Reps. Cushingberry, Amash, Dean, Durhal, Gonzales, Gregory, Robert Jones, Lahti, Leland and Roy Schmidt offered the following resolution:
House Resolution No. 62.
A resolution to memorialize the United States Congress to repeal the federal Controlled Substances Act and allow all scheduled drugs to be regulated at the state level.
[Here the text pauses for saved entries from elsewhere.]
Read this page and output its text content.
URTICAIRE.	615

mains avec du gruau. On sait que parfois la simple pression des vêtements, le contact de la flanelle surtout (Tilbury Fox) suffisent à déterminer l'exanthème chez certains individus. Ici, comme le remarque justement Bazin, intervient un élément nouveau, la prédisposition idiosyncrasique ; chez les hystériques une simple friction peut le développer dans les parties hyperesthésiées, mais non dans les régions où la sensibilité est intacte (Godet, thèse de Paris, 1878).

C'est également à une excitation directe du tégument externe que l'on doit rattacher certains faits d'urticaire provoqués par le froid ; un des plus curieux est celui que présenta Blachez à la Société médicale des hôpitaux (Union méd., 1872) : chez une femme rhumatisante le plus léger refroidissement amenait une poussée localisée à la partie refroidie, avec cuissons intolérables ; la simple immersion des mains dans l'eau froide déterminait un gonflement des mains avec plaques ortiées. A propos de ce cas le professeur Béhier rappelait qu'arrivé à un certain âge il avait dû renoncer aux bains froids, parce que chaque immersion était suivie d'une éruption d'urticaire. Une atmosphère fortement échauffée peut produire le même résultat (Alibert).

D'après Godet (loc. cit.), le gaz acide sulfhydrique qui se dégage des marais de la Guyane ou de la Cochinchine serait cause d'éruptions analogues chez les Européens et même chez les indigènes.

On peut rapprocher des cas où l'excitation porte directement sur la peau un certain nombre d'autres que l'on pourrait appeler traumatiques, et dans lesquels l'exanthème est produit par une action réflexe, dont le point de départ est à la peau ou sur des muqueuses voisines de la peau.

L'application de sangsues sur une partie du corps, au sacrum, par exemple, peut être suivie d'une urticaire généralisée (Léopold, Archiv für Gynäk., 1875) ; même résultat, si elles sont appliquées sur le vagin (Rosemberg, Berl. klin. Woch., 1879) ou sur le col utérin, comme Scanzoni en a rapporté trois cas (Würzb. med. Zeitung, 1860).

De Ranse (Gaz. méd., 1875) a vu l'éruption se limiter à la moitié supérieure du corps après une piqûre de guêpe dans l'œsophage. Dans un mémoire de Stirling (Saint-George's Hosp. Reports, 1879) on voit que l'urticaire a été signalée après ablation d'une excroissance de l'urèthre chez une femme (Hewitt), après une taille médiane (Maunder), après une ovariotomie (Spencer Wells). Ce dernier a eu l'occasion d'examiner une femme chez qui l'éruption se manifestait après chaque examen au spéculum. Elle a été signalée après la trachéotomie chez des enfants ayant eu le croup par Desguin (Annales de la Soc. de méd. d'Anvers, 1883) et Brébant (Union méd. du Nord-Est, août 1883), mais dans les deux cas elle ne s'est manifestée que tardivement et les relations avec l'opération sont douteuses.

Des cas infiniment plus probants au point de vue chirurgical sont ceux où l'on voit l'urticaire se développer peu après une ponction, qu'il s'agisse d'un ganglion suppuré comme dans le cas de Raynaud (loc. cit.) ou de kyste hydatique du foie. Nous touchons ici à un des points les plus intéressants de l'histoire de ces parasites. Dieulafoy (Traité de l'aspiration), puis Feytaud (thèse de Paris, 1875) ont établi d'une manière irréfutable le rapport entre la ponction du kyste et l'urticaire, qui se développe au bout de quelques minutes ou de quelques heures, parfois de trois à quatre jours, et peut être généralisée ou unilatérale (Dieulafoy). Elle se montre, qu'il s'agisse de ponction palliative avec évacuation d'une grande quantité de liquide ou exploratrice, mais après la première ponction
Whereas, The Controlled Substances Act (CSA) of 1970, upon which all federal drug laws are based, is a failure. Nearly 40 years after the CSA was passed, there are 400,000 people in prison for nonviolent drug crimes. Nearly a trillion dollars have been spent on enforcement, both in the U.S. and through aggressive interdiction efforts overseas. Many urban areas, such as Detroit, Los Angeles, and Chicago, can resemble war zones as violence is bred by illegal drug trafficking. Yet, illicit drugs like cocaine and marijuana are as cheap and abundant as they were in 1970. The street price of both drugs has actually dropped since the government began keeping track in the early 1980s; and
Whereas, The failure of the CSA is evidenced by its treatment of medical marijuana. People with chronic illnesses and the doctors that treat them know that marijuana can ameliorate a patient's fatigue, restore appetite, diminish pain, remedy nausea, cure vomiting and curtail weight loss. People suffering with multiple sclerosis, Crohn's disease, migraine headaches, severe nausea and vomiting, convulsive disorders, and the AIDS wasting syndrome find that marijuana is more effective, less toxic, and less expensive than conventional medicines. Yet, federal SWAT teams storm medical marijuana clinics and make patients feel like criminals. In California, the federal government prevented a dying woman from possessing medical marijuana, solely for her own use, to treat the symptoms of her illnesses, even though the voters of California had determined that she should be left alone; and
Whereas, The federal CSA is unconstitutional. The tenth amendment of the Constitution asserts that powers not delegated to the United States by the Constitution, nor prohibited by it to the States, are reserved to the States respectively, or to the people. There is no mention of drugs in the Constitution. Each state should have the ability to prohibit, or allow, drug use according to state drug laws and the wishes of it's population; now, therefore, be it
Resolved by the House of Representatives, That we memorialize the United States Congress to repeal the federal Controlled Substances Act and allow all scheduled drugs to be regulated at the state level; and be it further
Resolved, That copies of this resolution be transmitted to the President of the United States Senate, the Speaker of the United States House of Representatives, and the members of the Michigan congressional delegation.